Pekín fue el Dorado durante los días en que escapó a la guerra civil
que se inició en su país en 1991, el año en que nació. En la villa
olímpica se olvidó de vivir hacinada (siete en dos habitaciones), de la
dieta forzosa de pan y agua tantos días o de los insultos y golpes de
los milicianos fundamentalistas que conseguían a veces abortar su
entrenamiento. Dejó de ser la única cuidadora de sus cinco hermanos
menores, y cambió por un tartán impoluto el estadio de Coni, repleto de
baches.
La atleta había convivido con muchas más penalidades infligidas por
el país cuya bandera esgrimió orgullosamente cuando llegó a la meta. Somalia era y es un torbellino bélico y político cuyas primeras víctimas son los ciudadanos y especialmente las mujeres.
Un desgraciado ranking publicado en 2011
situaba a Somalia como el quinto peor país del mundo para ser mujer. La
propia ministra encargada de estos asuntos, Maryan Qasim, declaraba
entonces: "Estoy sorprendida. Pensaba que ocupábamos el primer lugar".
La atleta que se sobrepuso al hambre y a la intolerancia, a contar
solo algunos días con entrenadores aficionados, fue sometida, casi con
total seguridad, a la ablación
(prácticamente todas las niñas son mutiladas sexualmente). No solo le
acechaban quienes la querían tapada y en su casa. Aquel informe, basado
en las experiencias y valoraciones de más de 300 expertos, señalaba que
las violaciones diarias son un hecho, así como el limitado acceso a la
educación (Samia abandonó el colegio a los ocho años para cuidar de sus
cinco hermanos al morir su padre por un proyectil en el mercado en el
que trabajaba), recursos de subsistencia y atención sanitaria.
El mayor peligro para las mujeres, reconocía la propia ministra, es
pretender ser madre. Si Samia se hubiesa quedado embarazada habría
tenído el 50% de posibilidades de morir. "No hay cuidados previos al
parto, ni hospitales, ni sistema de salud, nada".
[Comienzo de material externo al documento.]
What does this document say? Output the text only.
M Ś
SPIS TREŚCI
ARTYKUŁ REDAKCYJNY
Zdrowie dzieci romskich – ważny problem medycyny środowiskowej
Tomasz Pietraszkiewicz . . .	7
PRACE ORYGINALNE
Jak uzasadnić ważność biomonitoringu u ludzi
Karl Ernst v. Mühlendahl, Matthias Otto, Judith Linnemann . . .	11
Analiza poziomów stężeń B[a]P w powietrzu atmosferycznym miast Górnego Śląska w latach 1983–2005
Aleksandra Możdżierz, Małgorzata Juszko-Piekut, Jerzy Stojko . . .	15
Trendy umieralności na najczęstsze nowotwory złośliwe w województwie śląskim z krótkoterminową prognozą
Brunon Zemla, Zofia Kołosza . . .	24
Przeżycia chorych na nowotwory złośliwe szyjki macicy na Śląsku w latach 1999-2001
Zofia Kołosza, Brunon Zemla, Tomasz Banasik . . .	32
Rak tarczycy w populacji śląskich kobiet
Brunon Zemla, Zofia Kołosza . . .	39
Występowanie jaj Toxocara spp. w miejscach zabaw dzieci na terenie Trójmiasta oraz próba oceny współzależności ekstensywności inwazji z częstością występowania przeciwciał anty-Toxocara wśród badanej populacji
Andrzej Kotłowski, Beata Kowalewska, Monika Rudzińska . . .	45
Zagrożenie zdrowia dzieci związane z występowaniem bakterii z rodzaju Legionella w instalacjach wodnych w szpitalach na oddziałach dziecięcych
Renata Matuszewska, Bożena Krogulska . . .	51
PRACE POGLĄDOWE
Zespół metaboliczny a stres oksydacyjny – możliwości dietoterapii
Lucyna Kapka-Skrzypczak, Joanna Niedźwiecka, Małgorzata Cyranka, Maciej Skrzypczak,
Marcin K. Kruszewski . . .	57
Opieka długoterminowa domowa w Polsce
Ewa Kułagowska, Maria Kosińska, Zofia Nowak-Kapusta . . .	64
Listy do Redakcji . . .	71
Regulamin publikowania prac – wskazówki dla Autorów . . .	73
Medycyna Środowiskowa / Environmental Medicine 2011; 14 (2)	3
El entusiasmo de la vuelta de Samia a Mogadiscio, tal y como recoge este reportaje de Al Yazira, firmado por Teresa Krug, se trocó rápidamente en ocultismo. Vivió de cerca un golpe mortal de Al-Shabab,
el brazo somalí de Al Qaeda, y el miedo hizo que negase que era atleta
cuando le preguntaban. Era el tiempo en que el grupo fundamentalista
prohibió a todos los somalíes participar en deportes e incluso verlos
por televisión. El estadio pasó a ser la base de la organización. La
muerte en 2009 como consecuencia de las heridas en un atentado del
ministro de Deportes, Suleiman Olad Roble, se llevó por delante lo que
quedaba del Comité Olímpico Somalí.
La situación política había empeorado. En 2009 el nuevo gobierno
federal de transición, encabezado por el islamista moderado Sheikh
Sharif Sheikh Ahmed, es incapaz de evitar los enfrentamientos con
Al-Shabab e Hizbul Islam y en noviembre apenas controla la periferia de
la capital. La madre de Samia deja su trabajo de vendedora de fruta y
verdura, el único sustento de los seis hijos. En diciembre se mudan a un
campo de desplazados cercano a Mogadiscio. Pero las condiciones son tan
inhumanas que deciden afrontar el riesgo de regresar a la capital.
En octubre de 2010 Samia se marcha a Etiopía, con la esperanza de
encontrar un entrenador que la llevase de vuelta a unos Juegos
Olímpicos. En abril de 2011, la atleta, visiblemente desnutrida (no ha
podido correr en los últimos dos meses) consigue entrevistarse con el
exolímpico Eshetu Tura. El medallista etíope no había oído hablar de la atleta somalí, pero acepta entrenarla.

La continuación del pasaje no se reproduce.